I have no idea if these are President Clinton's 21 favorite books, and I don't agree that it's a purely political concoction, per Terry Teachout. It's a bit too weird for that.

I'm most inclined to believe that Becker spoke deeply to Clinton, and I don't mean that as a compliment. I suspect he genuinely enjoyed the Garcia Marquez, Thomas Wolfe, Bill Styron, Ralph Ellison. I'm not at all surprised he greatly admired Taylor Branch's book; Branch is an old friend, and Civil Rights is the glorious crusade Clinton wants to be associated with by virtue of his baby-boomerdom.

I haven't read the Lincoln biography, but Presidents are supposed to read about prior Presidents, and I should think a "human" treatment of Lincoln would particularly appeal to Clinton. (Everyone should be moved by Lincoln, but I imagine different people would prefer different Lincolns. John McCain's Lincoln, I imagine, is rather different from Clinton's. I myself was very moved by Alan Guelzo's book, Abraham Lincoln: Redeemer President, a "spiritual" biography; that tells you more about me than it does about Lincoln.)

Other books (Angelou's autobiography, Hillary's campaign-feeler coffee table job) require no comment.

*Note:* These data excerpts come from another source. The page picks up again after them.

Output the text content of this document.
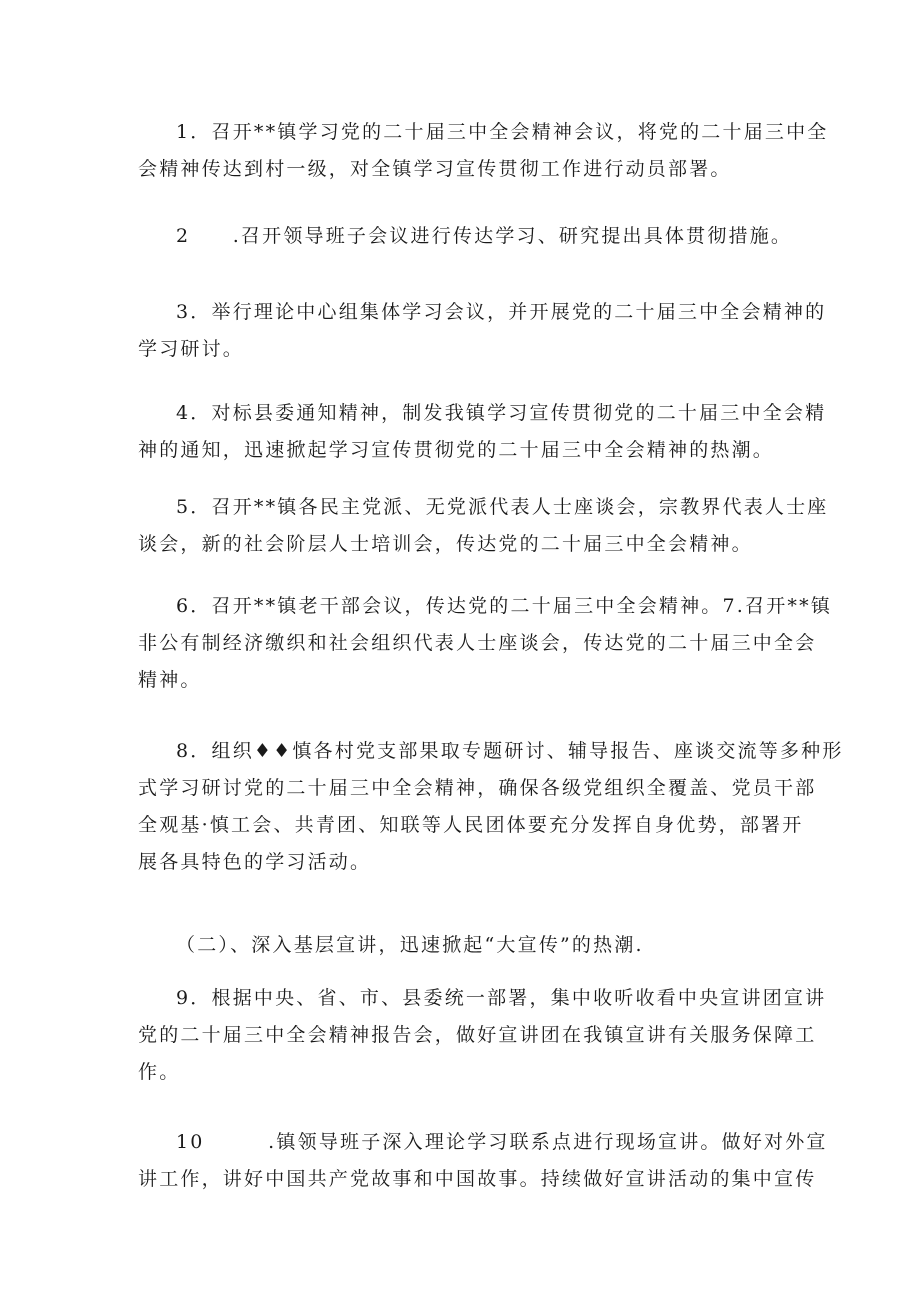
1．召开**镇学习党的二十届三中全会精神会议，将党的二十届三中全
会精神传达到村一级，对全镇学习宣传贯彻工作进行动员部署。
2　　.召开领导班子会议进行传达学习、研究提出具体贯彻措施。
3．举行理论中心组集体学习会议，并开展党的二十届三中全会精神的
学习研讨。
4．对标县委通知精神，制发我镇学习宣传贯彻党的二十届三中全会精
神的通知，迅速掀起学习宣传贯彻党的二十届三中全会精神的热潮。
5．召开**镇各民主党派、无党派代表人士座谈会，宗教界代表人士座
谈会，新的社会阶层人士培训会，传达党的二十届三中全会精神。
6．召开**镇老干部会议，传达党的二十届三中全会精神。7.召开**镇
非公有制经济缴织和社会组织代表人士座谈会，传达党的二十届三中全会
精神。
8．组织♦♦慎各村党支部果取专题研讨、辅导报告、座谈交流等多种形
式学习研讨党的二十届三中全会精神，确保各级党组织全覆盖、党员干部
全观基·慎工会、共青团、知联等人民团体要充分发挥自身优势，部署开
展各具特色的学习活动。
（二）、深入基层宣讲，迅速掀起“大宣传”的热潮.
9．根据中央、省、市、县委统一部署，集中收听收看中央宣讲团宣讲
党的二十届三中全会精神报告会，做好宣讲团在我镇宣讲有关服务保障工
作。
10　　　.镇领导班子深入理论学习联系点进行现场宣讲。做好对外宣
讲工作，讲好中国共产党故事和中国故事。持续做好宣讲活动的集中宣传
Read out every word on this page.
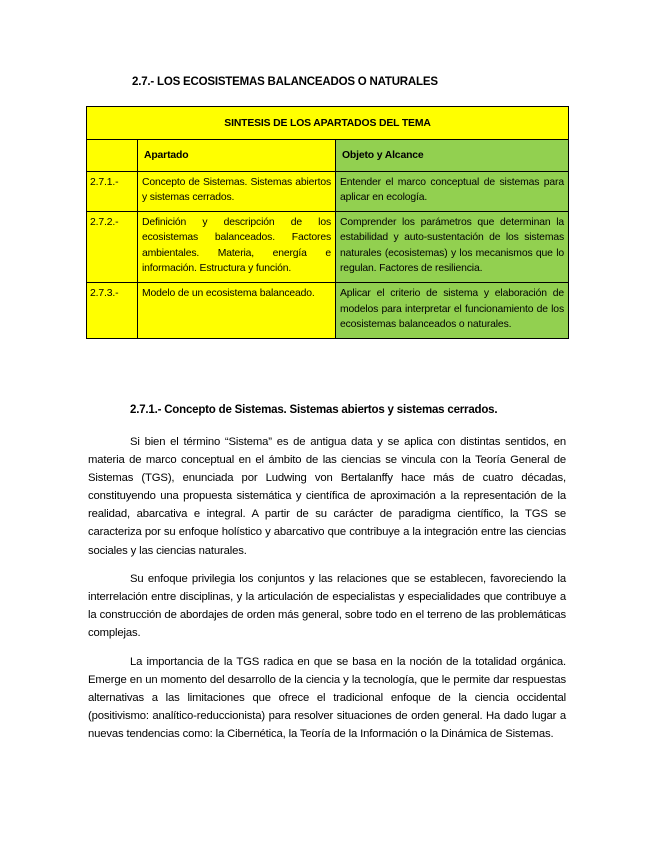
2.7.- LOS ECOSISTEMAS BALANCEADOS O NATURALES
SINTESIS DE LOS APARTADOS DEL TEMA		
	Apartado	Objeto y Alcance
2.7.1.-	Concepto de Sistemas. Sistemas abiertos y sistemas cerrados.	Entender el marco conceptual de sistemas para aplicar en ecología.
2.7.2.-	Definición y descripción de los ecosistemas balanceados. Factores ambientales. Materia, energía e información. Estructura y función.	Comprender los parámetros que determinan la estabilidad y auto-sustentación de los sistemas naturales (ecosistemas) y los mecanismos que lo regulan. Factores de resiliencia.
2.7.3.-	Modelo de un ecosistema balanceado.	Aplicar el criterio de sistema y elaboración de modelos para interpretar el funcionamiento de los ecosistemas balanceados o naturales.
2.7.1.- Concepto de Sistemas. Sistemas abiertos y sistemas cerrados.
Si bien el término “Sistema” es de antigua data y se aplica con distintas sentidos, en materia de marco conceptual en el ámbito de las ciencias se vincula con la Teoría General de Sistemas (TGS), enunciada por Ludwing von Bertalanffy hace más de cuatro décadas, constituyendo una propuesta sistemática y científica de aproximación a la representación de la realidad, abarcativa e integral. A partir de su carácter de paradigma científico, la TGS se caracteriza por su enfoque holístico y abarcativo que contribuye a la integración entre las ciencias sociales y las ciencias naturales.
Su enfoque privilegia los conjuntos y las relaciones que se establecen, favoreciendo la interrelación entre disciplinas, y la articulación de especialistas y especialidades que contribuye a la construcción de abordajes de orden más general, sobre todo en el terreno de las problemáticas complejas.
La importancia de la TGS radica en que se basa en la noción de la totalidad orgánica. Emerge en un momento del desarrollo de la ciencia y la tecnología, que le permite dar respuestas alternativas a las limitaciones que ofrece el tradicional enfoque de la ciencia occidental (positivismo: analítico-reduccionista) para resolver situaciones de orden general. Ha dado lugar a nuevas tendencias como: la Cibernética, la Teoría de la Información o la Dinámica de Sistemas.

Then there are the books that raise an eyebrow of suspicion. Marcus Aurelius? That doesn't sound like Clinton, a man of notorious indiscipline. The Four Quartets? Eliot? Really? That can hardly be Clinton trying to sound intellectual; Eliot is so 1955. It's almost quaint to think of him thinking back to a college-era experience of Literature with a capital "L" - that's the only way I can explain it.

Other books strike me as ephemeral; they are books Clinton read recently, and so remembers vividly, though I doubt they will be among his favorites for a decade.

Then there's Homage to Catalonia, a particularly interesting choice as Teachout notes. The book had a profound impact on me (I read it in college, as part of a seminar on the Spanish Civil War), but Orwell has something for just about everyone (everyone intelligent, at least). It takes a particular sort of writer to earn the admiration of a reactionary like John Derbyshire (who loves quoting Muggeridge on Orwell: "he loved the past, hated the present and dreaded the future"), an iconoclastic Enlightenment crusader like Christopher Hitchens (who wrote a whole book about Why Orwell Matters), and a (rhetorical) bomb-throwing anti-American radical like Noam Chomsky (who drew heavily on Orwell's account in Homage in his essay, "Objectivity and Liberal Scholarship" from American Power and the New Mandarins). So I don't know how much we learn about Clinton from the fact that he claims Homage as one of his favorite books, other than it means he's smart and well-read, which we already knew. I'd be very interested to know why that book is among his favorites, though, what it meant to him, when it meant that to him, etc.